Outre le dégel des relations algéro-marocaines, un autre événement a permis les espoirs de renouveau maghrébin : le président Ould Taya a accepté de mettre une sourdine à ses griefs contre la Jamahiriya, qu’il a longtemps accusée de chercher à renverser son régime. Après avoir reçu, le 17 février, les chefs de la diplomatie de l’UMA, le président mauritanien s’est engagé à participer au processus de redynamisation de l’organisation. Quant au soudain intérêt de Kadhafi pour la relance de l’Union, il pourrait s’expliquer par son propre agenda. Si le « Guide », après avoir mis en doute, à maintes reprises, l’utilité et la viabilité de l’ensemble maghrébin, préférant concentrer ses efforts sur l’Union africaine, semble s’intéresser de nouveau à l’UMA, c’est que, selon l’expression d’un diplomate libyen, elle représente « le billet d’entrée de la Libye dans le Club de Barcelone ». Car, contrairement à Tunis, Rabat et Alger, qui sont liés par un accord d’association avec l’Union européenne portant création d’une zone de libre-échange en 2010, Tripoli est resté en dehors de ce processus. Kadhafi espère donc faire du VIIe Sommet de l’UMA une passerelle pour Barcelone.

Au nombre des facteurs de détente, on peut également citer, pêle-mêle, les effets de la mondialisation, la prise de conscience des gouvernants sur les pertes économiques dues aux lenteurs de la construction maghrébine, les pressions extérieures, notamment celles de l’Union européenne et des États-Unis, qui ne cessent d’appeler leurs partenaires maghrébins à intégrer leurs économies, à harmoniser leurs politiques et à se constituer en entité régionale viable.

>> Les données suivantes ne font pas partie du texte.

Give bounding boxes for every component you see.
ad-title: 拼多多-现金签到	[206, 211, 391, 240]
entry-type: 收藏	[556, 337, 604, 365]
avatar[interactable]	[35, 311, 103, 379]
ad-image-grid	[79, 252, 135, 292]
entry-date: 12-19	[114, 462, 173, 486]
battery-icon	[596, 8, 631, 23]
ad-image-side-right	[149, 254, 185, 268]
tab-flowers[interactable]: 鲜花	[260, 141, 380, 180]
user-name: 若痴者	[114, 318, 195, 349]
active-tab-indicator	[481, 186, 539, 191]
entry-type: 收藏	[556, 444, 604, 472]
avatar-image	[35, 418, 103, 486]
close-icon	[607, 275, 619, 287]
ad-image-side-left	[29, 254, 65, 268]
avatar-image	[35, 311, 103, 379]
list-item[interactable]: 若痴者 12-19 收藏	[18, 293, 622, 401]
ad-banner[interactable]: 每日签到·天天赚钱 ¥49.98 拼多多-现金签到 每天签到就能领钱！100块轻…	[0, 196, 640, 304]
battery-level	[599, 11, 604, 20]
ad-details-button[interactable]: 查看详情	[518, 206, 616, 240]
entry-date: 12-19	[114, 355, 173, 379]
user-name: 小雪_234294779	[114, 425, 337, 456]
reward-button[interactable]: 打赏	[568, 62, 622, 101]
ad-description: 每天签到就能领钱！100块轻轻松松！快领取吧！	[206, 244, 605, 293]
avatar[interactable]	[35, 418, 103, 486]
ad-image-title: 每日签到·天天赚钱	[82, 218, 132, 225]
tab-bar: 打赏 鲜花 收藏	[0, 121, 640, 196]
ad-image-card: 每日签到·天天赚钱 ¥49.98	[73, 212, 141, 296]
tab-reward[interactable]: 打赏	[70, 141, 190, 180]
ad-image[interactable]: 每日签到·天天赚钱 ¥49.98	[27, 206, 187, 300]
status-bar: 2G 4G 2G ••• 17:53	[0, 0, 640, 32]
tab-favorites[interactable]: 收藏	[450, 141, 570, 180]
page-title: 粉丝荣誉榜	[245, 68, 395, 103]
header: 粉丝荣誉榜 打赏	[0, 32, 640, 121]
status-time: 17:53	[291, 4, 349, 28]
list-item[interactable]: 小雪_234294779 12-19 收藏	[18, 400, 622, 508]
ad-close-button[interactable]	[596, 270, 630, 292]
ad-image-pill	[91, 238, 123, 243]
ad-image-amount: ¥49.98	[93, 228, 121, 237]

De quoi l’ordre du jour sera-t-il fait ? Outre les sempiternelles questions organiques (renouvellement du mandat du secrétaire général, répartition géographique des structures, institutions communes…), les chefs d’État devraient plancher sur la proposition de transformer le secrétariat général, dont le siège se trouve à Rabat, en Commission exécutive, suivant le modèle de l’Union européenne ou de l’Union africaine. Devraient être également abordés le capital et les statuts de la Banque maghrébine, dont l’installation est prévue à Tunis. Enfin, en marge des discussions à cinq, seront sans doute examinées les questions touchant aux relations bilatérales. Au premier rang desquelles la réouverture des frontières terrestres entre l’Algérie et le Maroc, fermées depuis août 1994. Une situation qui bénéficie surtout aux trafiquants de toutes sortes, qui réalisent, selon des enquêteurs algériens, un chiffre d’affaires annuel de quelque 600 millions de dollars. Des sources officielles marocaines avancent le chiffre de 380 produits finis algériens présents sur le marché local par le biais de l’économie informelle. Il est peu probable qu’une décision soit prise à Syrte, mais le terrain devrait être au moins déblayé.